For children in a Christian tradition, the insularity of prayer is the linchpin to becoming moral. Prayer—atomized, isolated, viewed as one small drop radiating through a big God-roiled pool—is something that even little kids can do with minimal effort or expenditure. Prayer becomes a moral device, a tool, and a treadmill. If I send out well wishes for a certain person, cause, or catastrophe, the thinking goes, it will reverberate and have some tangible effect. And so prayer gives one a temporary pass for not actually doing something in the real world or fundamentally changing one’s perceptions of “others.” For a few inexpensive moments a day I can plug my chip into the circuit board of the divine, holding out hope for resolution. I can pray that God will cure the HIV-infected kid in my fifth-grade class whose homeless parents can’t afford to buy food much less health insurance or even the latest designer shoes. I can then go blithely on my way without having to linger on whether there actually is a higher power that can make such a whiz-bang change. I can weigh the inequitable human social order with the mystery and moral justice of the divine. For if this social order is not human inspired, then naturally there must be some moral reason why the child suffers. There must be some causal connection between the child’s condition and the moral failings of the parents. The hand of God must be somewhere, benevolently pulling the strings.

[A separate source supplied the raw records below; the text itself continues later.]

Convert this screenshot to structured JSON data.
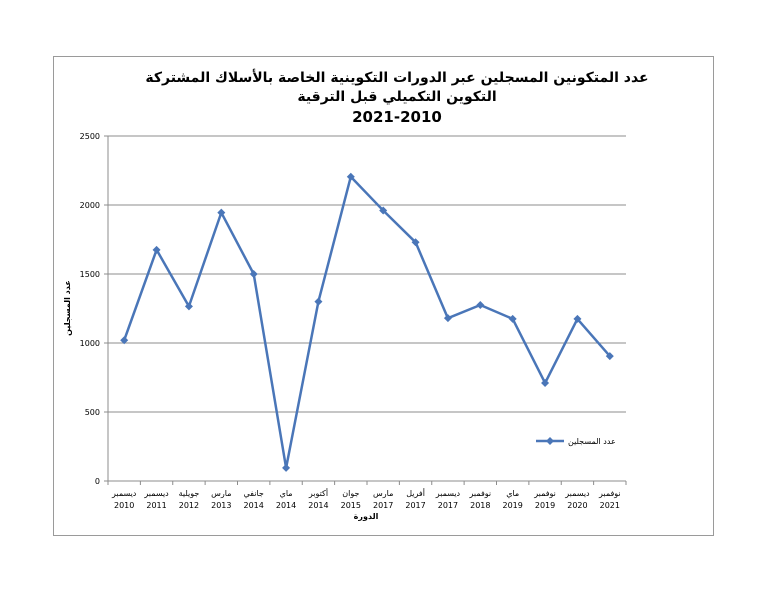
{
  "chart_data": {
    "type": "line",
    "title_lines": [
      "عدد المتكونين المسجلين عبر الدورات التكوينية الخاصة بالأسلاك المشتركة",
      "التكوين التكميلي قبل الترقية",
      "2021-2010"
    ],
    "xlabel": "الدورة",
    "ylabel": "عدد المسجلين",
    "ylim": [
      0,
      2500
    ],
    "yticks": [
      0,
      500,
      1000,
      1500,
      2000,
      2500
    ],
    "grid": true,
    "legend_position": "right",
    "categories": [
      {
        "month": "ديسمبر",
        "year": "2010"
      },
      {
        "month": "ديسمبر",
        "year": "2011"
      },
      {
        "month": "جويلية",
        "year": "2012"
      },
      {
        "month": "مارس",
        "year": "2013"
      },
      {
        "month": "جانفي",
        "year": "2014"
      },
      {
        "month": "ماي",
        "year": "2014"
      },
      {
        "month": "أكتوبر",
        "year": "2014"
      },
      {
        "month": "جوان",
        "year": "2015"
      },
      {
        "month": "مارس",
        "year": "2017"
      },
      {
        "month": "أفريل",
        "year": "2017"
      },
      {
        "month": "ديسمبر",
        "year": "2017"
      },
      {
        "month": "نوفمبر",
        "year": "2018"
      },
      {
        "month": "ماي",
        "year": "2019"
      },
      {
        "month": "نوفمبر",
        "year": "2019"
      },
      {
        "month": "ديسمبر",
        "year": "2020"
      },
      {
        "month": "نوفمبر",
        "year": "2021"
      }
    ],
    "series": [
      {
        "name": "عدد المسجلين",
        "color": "#4a76b8",
        "values": [
          1020,
          1675,
          1265,
          1945,
          1500,
          95,
          1300,
          2205,
          1960,
          1730,
          1180,
          1275,
          1175,
          710,
          1175,
          905
        ]
      }
    ]
  }
}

I have a vivid memory of the first time I became aware that children could die. It was early evening in the leisurely dusk of summer. After eating with my mother at a local coffee shop, we passed by a newspaper vending machine outside. A child victim, kidnapped, murdered, and disposed of like garbage, stared ominously out at me from the front page of a newspaper in grainy black and white. I remember my sense of horror when my mother told me that the child, who was approximately my age, would never see his parents again. Associating death with old people, I was stupefied by this seeming contradiction. Alone in my bed that night, my friends’ prayer-saturated social universe smacked me down, and I wondered how “God” could have countenanced such unspeakable evil.

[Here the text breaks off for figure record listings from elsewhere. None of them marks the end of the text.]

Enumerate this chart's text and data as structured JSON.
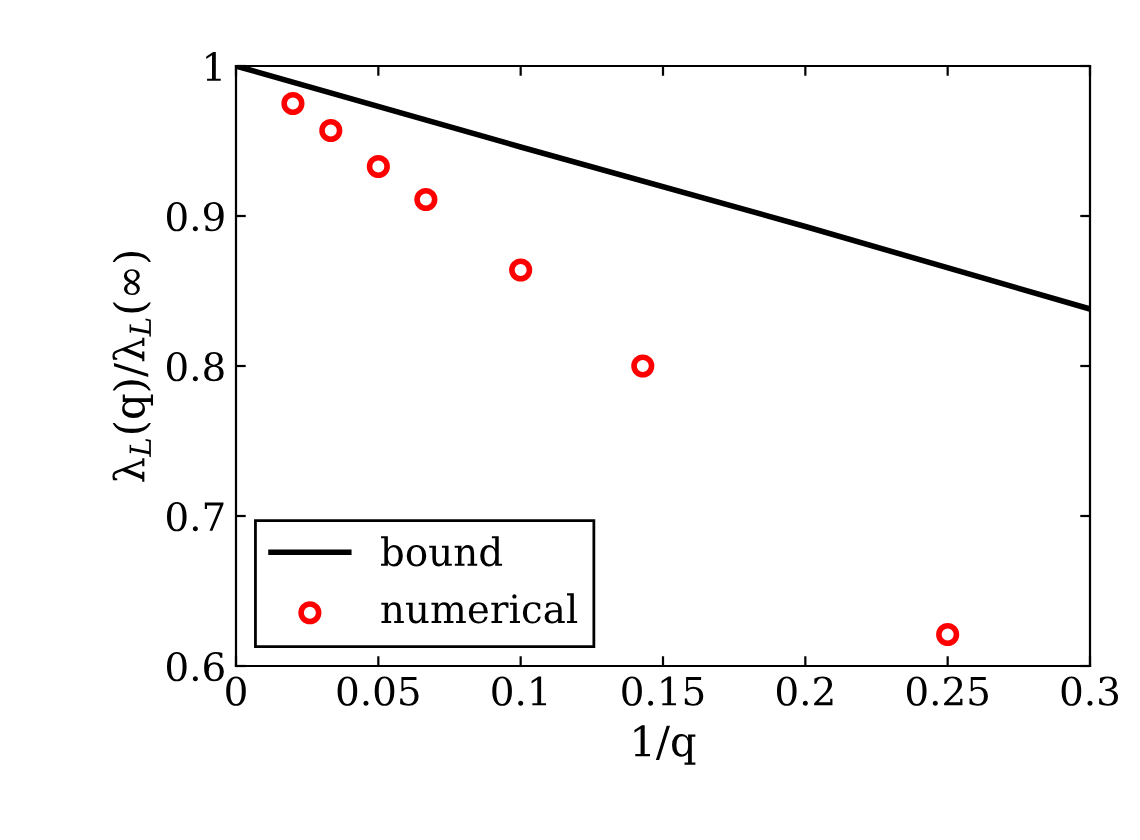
{
  "chart_data": {
    "type": "line",
    "xlabel": "1/q",
    "ylabel": "λ$_{L}$(q)/λ$_{L}$(∞)",
    "xlim": [
      0,
      0.3
    ],
    "ylim": [
      0.6,
      1
    ],
    "xticks": [
      0,
      0.05,
      0.1,
      0.15,
      0.2,
      0.25,
      0.3
    ],
    "yticks": [
      0.6,
      0.7,
      0.8,
      0.9,
      1
    ],
    "grid": false,
    "legend": "bottom left",
    "series": [
      {
        "name": "bound",
        "color": "#000000",
        "marker": "none",
        "line_style": "solid",
        "x": [
          0,
          0.1,
          0.2,
          0.3
        ],
        "values": [
          1,
          0.946,
          0.893,
          0.838
        ]
      },
      {
        "name": "numerical",
        "type": "scatter",
        "color": "#ff0000",
        "marker": "circle",
        "x": [
          0.02,
          0.0333,
          0.05,
          0.0667,
          0.1,
          0.1429,
          0.25
        ],
        "values": [
          0.975,
          0.957,
          0.933,
          0.911,
          0.864,
          0.8,
          0.621
        ]
      }
    ]
  }
}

Decades later there is an aching space where this child’s life would have been, his personhood, his bundle of tics, idiosyncrasies “frozen” at abduction. Violent death by homicide at an early age is a grim reality for many youth of color. Gangsta rap romanticizes it and dishes it up for the voyeurism of white suburbia. Mainstream media ignores it or relegates it to social pathology. Every semester when I ask my students if they’ve had a young friend or relative die violently at least half will raise their hands. Their tattoos, notebooks, and Sidekick phones are filled with vibrant mementoes for the dead. Such are the killing fields of disposable youth. It is not necessary to go to Iraq, Afghanistan, or some other theatre of American imperialism to experience this devastation. And yet, in urban communities there is God at the precipice, dangling children and fools over the side, manufacturing faith.